I'm assuming this package includes software. If you already have APR software is there any break in the price?


----------



## mwwVW (Mar 31, 2003)

*Re: APR Announces Audi S3 and VW ED 30 Conversion Packages! (aeproberts21)*


_Quote, originally posted by *aeproberts21* »_I'm assuming this package includes software. If you already have APR software is there any break in the price?

yes the price includes software - new customers get one program - existing software customers get a fully loaded ecu - no price break.


----------



## [email protected] (Apr 14, 2005)

*Re: APR Announces Audi S3 and VW ED 30 Conversion Packages! (mwwVW)*


_Quote, originally posted by *mwwVW* »_
yes the price includes software - new customers get one program - existing software customers get a fully loaded ecu - no price break.

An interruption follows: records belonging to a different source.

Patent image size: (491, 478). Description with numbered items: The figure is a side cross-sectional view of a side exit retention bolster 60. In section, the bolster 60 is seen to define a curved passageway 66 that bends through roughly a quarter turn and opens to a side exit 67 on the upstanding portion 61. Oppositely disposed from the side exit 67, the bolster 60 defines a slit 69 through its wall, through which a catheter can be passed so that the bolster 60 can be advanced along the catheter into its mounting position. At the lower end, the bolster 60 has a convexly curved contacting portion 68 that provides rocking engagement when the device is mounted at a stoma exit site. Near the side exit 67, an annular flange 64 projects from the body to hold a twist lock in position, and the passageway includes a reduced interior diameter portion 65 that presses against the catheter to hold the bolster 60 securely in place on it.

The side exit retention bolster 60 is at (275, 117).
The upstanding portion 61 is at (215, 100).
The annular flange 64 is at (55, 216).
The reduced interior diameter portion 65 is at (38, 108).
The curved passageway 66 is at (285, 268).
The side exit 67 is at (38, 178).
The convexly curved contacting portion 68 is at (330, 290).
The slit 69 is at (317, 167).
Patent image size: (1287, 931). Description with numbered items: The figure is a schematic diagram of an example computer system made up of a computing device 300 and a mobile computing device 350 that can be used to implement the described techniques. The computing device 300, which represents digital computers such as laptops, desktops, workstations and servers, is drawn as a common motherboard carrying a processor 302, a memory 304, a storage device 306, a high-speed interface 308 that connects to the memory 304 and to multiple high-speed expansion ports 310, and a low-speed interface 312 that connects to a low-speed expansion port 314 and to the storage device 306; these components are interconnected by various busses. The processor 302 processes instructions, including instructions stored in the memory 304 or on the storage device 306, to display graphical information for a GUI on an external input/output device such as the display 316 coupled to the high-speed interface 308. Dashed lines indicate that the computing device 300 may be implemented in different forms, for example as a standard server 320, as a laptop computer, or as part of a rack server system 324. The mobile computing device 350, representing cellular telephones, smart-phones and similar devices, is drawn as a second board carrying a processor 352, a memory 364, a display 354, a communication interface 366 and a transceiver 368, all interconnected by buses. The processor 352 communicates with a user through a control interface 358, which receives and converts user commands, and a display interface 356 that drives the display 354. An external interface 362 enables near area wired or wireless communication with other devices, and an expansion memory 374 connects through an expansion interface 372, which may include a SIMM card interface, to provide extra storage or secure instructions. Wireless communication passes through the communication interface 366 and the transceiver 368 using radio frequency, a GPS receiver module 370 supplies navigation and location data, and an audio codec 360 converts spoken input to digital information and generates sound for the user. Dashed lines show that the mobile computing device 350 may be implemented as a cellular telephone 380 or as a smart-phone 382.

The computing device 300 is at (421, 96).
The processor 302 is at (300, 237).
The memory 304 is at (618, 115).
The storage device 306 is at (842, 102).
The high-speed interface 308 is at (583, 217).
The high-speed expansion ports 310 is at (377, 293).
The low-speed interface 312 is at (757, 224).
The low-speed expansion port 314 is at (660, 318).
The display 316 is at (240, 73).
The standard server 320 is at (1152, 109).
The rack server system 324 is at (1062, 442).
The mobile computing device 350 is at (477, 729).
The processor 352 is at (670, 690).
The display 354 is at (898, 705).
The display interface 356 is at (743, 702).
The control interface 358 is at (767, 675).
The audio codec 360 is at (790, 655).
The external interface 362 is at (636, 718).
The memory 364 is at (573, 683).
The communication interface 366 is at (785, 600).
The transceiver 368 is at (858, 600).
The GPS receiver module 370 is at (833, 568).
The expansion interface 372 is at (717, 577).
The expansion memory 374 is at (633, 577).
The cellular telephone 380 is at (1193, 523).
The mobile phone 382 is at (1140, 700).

http://****************.com/smile/emthup.gif


----------



## JeffreyTT (Jun 11, 2001)

*Re: ([email protected])*


_Quote, originally posted by *[email protected]* »_
Our A3 is equipped with our S3/ED 30 Conversion, APR Full Exhaust, APR Intercooler, APR FSI Fuel Pump and Carbonio cold air intake!

Keith,
So, are these dyno plots of your A3 with all the optional items (APR Intercooler and Carbonio) or are these plots of the base kit? Those optional items amount to another $1300, so it would be nice to know if you're including their benefits in these dyno plots. 
Since the ARP full exhaust is required (per your page), why isn't it bundled in the kit price?


----------



## crew219 (Oct 18, 2000)

*Re: (mwwVW)*


_Quote, originally posted by *mwwVW* »_
the plots i believe are from arin's 07 gti - which has all the supporting mods - 3" turbo back exhaust, carbino intake and a APR IC

Arin doesn't own an A3


----------



## [email protected] (Apr 14, 2005)

*Re: (JeffreyTT)*


_Quote, originally posted by *JeffreyTT* »_
Keith,
So, are these dyno plots of your A3 with all the optional items (APR Intercooler and Carbonio) or are these plots of the base kit? Those optional items amount to another $1300, so it would be nice to know if you're including their benefits in these dyno plots. 
Since the ARP full exhaust is required (per your page), why isn't it bundled in the kit price?


Jeff,
yes, our intercooler and carbonio intake were fitted to our A3. Our engineers relay an upgraded intercooler will help with maintaining the power pull after pull but shouldn't affect the initial peak numbers when on the dyno without one.
We didn't bundle the exhaust as many people have other similar applications that should work fine or may already have our's installed.


----------



## Arin (Jun 27, 2002)

*Re: ([email protected])*

Other than the items included in the kit, the only thing you should need is a downpipe IIRC.


----------



## mithong (Feb 24, 2007)

little confusion here... stage3 kit with the intercooler would be 7299..
this s3 conversion kit with the intercooler would be 6000..
why wouldn't someone just pay the extra 1200 to go stage 3???


----------



## prodigymb (Mar 9, 2004)

*Re: (mithong)*


_Quote, originally posted by *mithong* »_little confusion here... stage3 kit with the intercooler would be 7299..
this s3 conversion kit with the intercooler would be 6000..
why wouldn't someone just pay the extra 1200 to go stage 3???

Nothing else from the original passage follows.